Au cœur de l’océan Atlantique Sud, à plus de 2 000 kilomètres de tout autre continent habité, Tristan da Cunha se dresse, isolée. Ce petit archipel, sous administration britannique, ne compte qu’un seul lieu de vie permanent : un village d’environ 300 habitants. À Tristan da Cunha, on naît, on vit toute sa vie et on vieillit sans jamais quitter ces terres. L’île n’est accessible que par la mer et seulement durant certaines périodes de l’année. À quoi ressemble la vie dans de telles conditions ?

Tristan da Cunha sur une carte.
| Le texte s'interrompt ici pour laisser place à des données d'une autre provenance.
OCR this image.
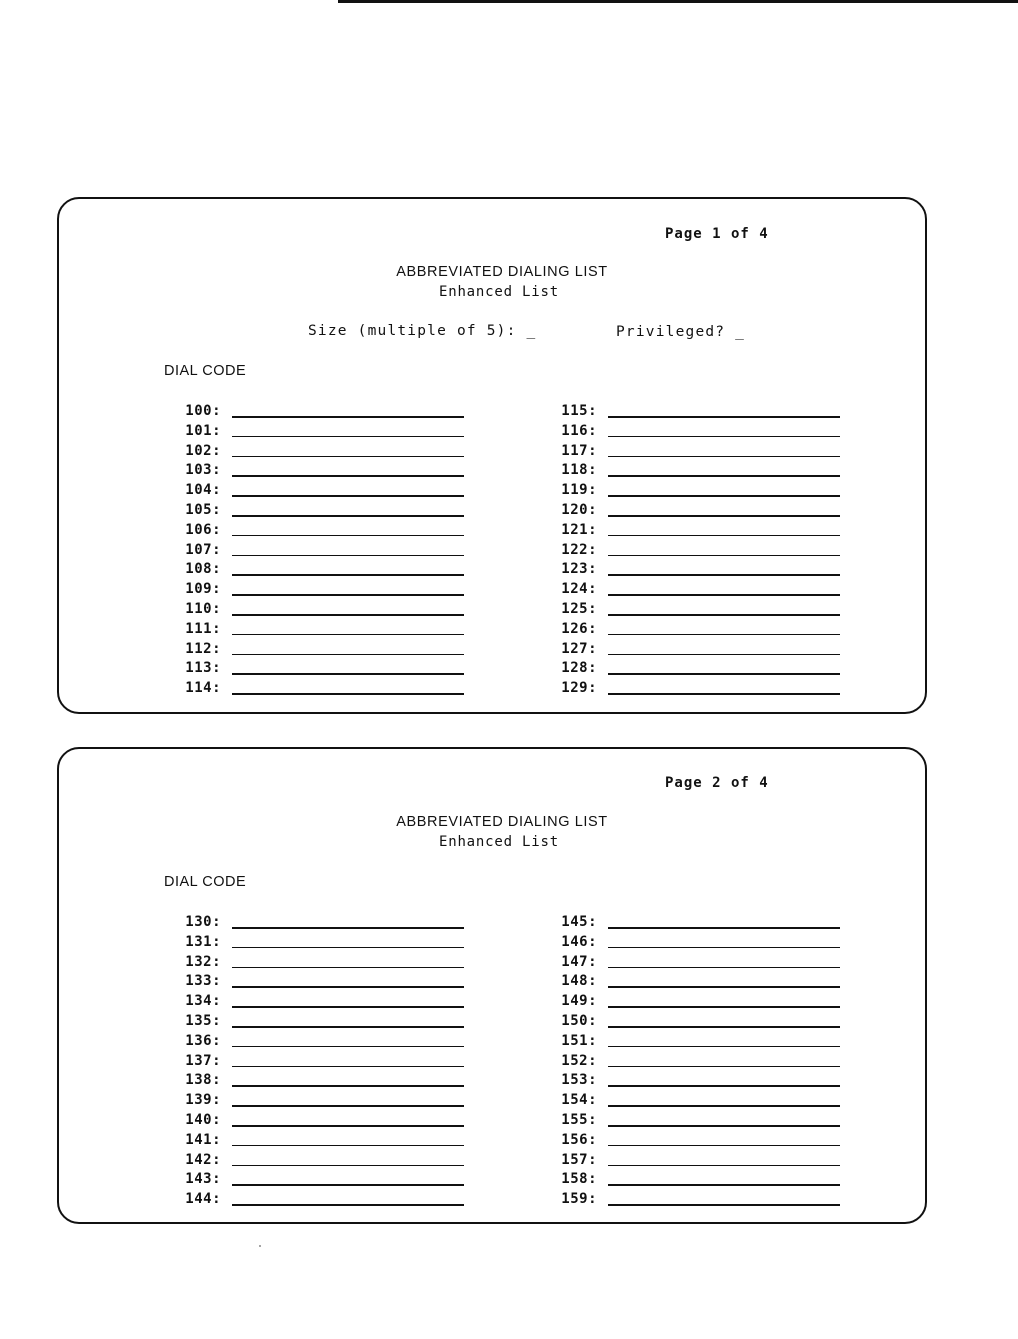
Page 1 of 4
ABBREVIATED DIALING LIST
Enhanced List
Size (multiple of 5): _	Privileged? _
DIAL CODE
100:
101:
102:
103:
104:
105:
106:
107:
108:
109:
110:
111:
112:
113:
114:
115:
116:
117:
118:
119:
120:
121:
122:
123:
124:
125:
126:
127:
128:
129:
Page 2 of 4
ABBREVIATED DIALING LIST
Enhanced List
DIAL CODE
130:
131:
132:
133:
134:
135:
136:
137:
138:
139:
140:
141:
142:
143:
144:
145:
146:
147:
148:
149:
150:
151:
152:
153:
154:
155:
156:
157:
158:
159:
Source : mugugnogenovese

Tristan da Cunha est considéré comme l’un des villages les plus isolés au monde : il se situe à 2 816 km de l’Afrique du Sud, à 3 360 km de l’Amérique du Sud et à 2 161 km de Sainte-Hélène.

L’île de Tristan da Cunha s’étend sur 208 kilomètres carrés. Son principal, et peut-être unique, lieu d’habitation permanent est Édimbourg des Sept Mers, ainsi nommée en 1867 suite à la visite du duc d’Édimbourg, second fils de la reine Victoria. On y trouve également des bases scientifiques et des stations météorologiques.

Selon le recensement officiel, Tristan da Cunha compte 267 habitants, dont la plupart sont des descendants de ceux qui ont immigré sur l’île entre 1816 et 1908 : 8 hommes (un Écossais, un Néerlandais, deux Anglais, deux Italiens et deux Américains) et 7 femmes (5 femmes africaines de Sainte-Hélène et du Cap, et deux femmes irlandaises).

De plus, il n’y a que neuf noms de famille sur l’île : Collins, Glass, Green, Hagan, Lavarello, Repetto (les deux derniers sont des noms de famille typiquement ligures), Rogers, Squibb et Swain.

On pense que les îles septentrionales de l’archipel ont été découvertes en 1506 par le Portugais Tristan da Cunha, qui en fit la carte et leur donna son nom. Par la suite, les marins passèrent fréquemment près de l’île et la marquèrent sur leurs cartes, mais personne ne se pressa d’y accoster.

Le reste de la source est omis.